Thick haze blanketed the City of London on December 5, 1952. At that time, approximately 4,000 to 8,000 Britons are estimated to have died as a result of the disaster.
The disaster that lasted for 4 days was started on December 4, 1952 afternoon. Air pollution produced by chemical plants, motor vehicles, and the chimney of the house together with the cold windless air was accompanied by thick fog.
The smog becomes progressively thicker on December 7. Even sunlight can not penetrate the thick pollution to energize British soil.

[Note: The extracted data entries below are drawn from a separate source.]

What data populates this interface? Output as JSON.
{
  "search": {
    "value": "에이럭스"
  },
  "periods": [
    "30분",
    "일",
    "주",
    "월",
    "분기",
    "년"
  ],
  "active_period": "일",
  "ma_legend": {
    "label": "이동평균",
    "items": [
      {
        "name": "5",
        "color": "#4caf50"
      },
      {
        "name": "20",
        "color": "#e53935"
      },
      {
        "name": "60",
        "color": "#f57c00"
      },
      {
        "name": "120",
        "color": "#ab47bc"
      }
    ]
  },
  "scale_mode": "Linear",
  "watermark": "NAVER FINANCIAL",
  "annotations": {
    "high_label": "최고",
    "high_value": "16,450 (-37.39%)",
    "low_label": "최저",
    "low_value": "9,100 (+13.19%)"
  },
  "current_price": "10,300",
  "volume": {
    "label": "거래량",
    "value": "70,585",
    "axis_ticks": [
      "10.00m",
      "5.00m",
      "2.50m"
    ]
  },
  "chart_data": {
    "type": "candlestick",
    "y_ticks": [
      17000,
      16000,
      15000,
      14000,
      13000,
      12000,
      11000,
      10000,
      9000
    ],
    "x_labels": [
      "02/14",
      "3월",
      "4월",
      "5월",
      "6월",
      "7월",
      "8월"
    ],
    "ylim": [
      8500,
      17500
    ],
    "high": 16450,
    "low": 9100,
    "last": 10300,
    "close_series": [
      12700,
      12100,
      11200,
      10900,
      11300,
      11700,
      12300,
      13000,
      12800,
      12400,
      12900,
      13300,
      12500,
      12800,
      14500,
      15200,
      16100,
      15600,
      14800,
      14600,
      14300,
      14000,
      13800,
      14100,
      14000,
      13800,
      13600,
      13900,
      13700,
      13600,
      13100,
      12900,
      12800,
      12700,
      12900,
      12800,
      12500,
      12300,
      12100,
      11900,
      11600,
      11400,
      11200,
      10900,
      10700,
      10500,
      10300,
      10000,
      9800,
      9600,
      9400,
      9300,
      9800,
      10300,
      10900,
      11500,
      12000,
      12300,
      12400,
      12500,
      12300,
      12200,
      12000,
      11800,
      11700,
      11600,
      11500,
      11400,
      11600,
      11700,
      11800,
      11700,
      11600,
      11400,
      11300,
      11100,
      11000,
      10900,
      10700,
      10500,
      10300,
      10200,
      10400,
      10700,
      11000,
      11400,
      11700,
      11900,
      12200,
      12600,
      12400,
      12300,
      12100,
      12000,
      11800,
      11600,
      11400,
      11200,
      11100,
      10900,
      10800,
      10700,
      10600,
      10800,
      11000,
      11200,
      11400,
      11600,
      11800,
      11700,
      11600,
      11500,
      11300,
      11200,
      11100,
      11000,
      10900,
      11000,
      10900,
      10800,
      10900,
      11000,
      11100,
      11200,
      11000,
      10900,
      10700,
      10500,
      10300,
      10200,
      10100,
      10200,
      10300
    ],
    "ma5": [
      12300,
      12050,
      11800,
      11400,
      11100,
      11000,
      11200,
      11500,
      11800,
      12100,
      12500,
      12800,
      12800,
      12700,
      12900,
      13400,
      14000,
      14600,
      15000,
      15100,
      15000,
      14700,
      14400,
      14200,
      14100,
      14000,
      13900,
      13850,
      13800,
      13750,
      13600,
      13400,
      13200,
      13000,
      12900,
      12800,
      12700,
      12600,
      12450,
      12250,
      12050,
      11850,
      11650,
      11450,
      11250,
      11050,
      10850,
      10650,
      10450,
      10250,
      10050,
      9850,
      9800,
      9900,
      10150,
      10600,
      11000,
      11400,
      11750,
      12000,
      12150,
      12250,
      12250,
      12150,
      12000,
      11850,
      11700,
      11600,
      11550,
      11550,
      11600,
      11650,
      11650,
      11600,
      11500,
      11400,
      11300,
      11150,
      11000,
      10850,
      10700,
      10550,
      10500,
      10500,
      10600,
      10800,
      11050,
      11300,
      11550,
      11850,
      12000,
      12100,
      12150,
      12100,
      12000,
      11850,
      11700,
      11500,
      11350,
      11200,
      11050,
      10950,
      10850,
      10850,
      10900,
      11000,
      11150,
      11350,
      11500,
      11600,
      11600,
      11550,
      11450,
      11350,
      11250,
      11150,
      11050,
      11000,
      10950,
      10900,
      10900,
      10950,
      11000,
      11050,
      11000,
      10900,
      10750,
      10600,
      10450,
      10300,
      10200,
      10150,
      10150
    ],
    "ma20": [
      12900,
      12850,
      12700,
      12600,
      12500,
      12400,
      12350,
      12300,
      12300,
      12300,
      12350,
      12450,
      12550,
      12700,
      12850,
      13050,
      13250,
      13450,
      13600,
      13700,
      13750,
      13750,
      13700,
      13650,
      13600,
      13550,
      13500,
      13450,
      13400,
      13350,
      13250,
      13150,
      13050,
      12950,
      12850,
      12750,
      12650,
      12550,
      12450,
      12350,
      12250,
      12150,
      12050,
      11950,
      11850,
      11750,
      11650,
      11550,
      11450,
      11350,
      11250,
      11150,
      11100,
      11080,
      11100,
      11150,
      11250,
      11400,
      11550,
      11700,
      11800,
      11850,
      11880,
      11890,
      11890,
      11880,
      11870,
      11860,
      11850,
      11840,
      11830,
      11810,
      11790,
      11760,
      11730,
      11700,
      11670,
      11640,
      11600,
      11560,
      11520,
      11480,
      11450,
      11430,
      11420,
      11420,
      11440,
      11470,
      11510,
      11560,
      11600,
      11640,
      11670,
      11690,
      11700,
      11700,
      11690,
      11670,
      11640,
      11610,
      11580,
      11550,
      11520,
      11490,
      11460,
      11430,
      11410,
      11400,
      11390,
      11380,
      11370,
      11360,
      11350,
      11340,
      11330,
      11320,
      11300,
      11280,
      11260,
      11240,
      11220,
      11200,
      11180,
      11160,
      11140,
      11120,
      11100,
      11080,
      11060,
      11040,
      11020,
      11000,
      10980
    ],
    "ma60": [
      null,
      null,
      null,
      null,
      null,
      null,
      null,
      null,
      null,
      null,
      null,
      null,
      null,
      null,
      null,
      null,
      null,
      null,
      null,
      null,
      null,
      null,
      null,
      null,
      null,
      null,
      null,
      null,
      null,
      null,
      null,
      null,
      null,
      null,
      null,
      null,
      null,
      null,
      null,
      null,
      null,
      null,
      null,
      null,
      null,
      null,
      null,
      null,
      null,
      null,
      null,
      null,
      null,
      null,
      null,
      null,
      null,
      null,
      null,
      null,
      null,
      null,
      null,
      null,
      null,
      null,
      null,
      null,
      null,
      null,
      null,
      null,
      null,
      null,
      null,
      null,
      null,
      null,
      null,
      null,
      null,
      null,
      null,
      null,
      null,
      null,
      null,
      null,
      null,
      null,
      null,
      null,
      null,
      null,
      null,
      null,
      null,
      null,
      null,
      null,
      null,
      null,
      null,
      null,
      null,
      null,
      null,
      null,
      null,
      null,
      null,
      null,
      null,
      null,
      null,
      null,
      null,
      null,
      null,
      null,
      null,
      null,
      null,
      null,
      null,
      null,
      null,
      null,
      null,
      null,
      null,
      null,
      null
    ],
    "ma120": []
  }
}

The visibility also decreases until finally all transportation by land, sea, and air is not operated.
However, the dismissal was late. At that time the thick fog which is also called the Great Smog create multiple vehicle collisions, overturned, including two trains crash at London Bridge.
The worst impact is not caused by an accident, but a result of difficulty in breathing and vomiting associated with cough with phlegm.
Great Smog is not just ‘haunt’ man. Hundreds of animals also died as a result of difficulty in breathing in the middle of the thick haze.
In the same week, thousands of people in the region were killed in their sleep. No one knows exactly how many deaths and injuries caused by the thick haze.
The smog that occurred during the four days was touted as the largest cause of deaths of London, which is estimated at between 4,000 to 8,000 people.
On December 9, 1952 haze begins to thin. The incident made the British government to impose stricter regulations to prevent air pollution.
Britain also advised its citizens to stop using charcoal to warm the room of their home.
But 10 years later haze re-enveloping London and killed at least 100 people.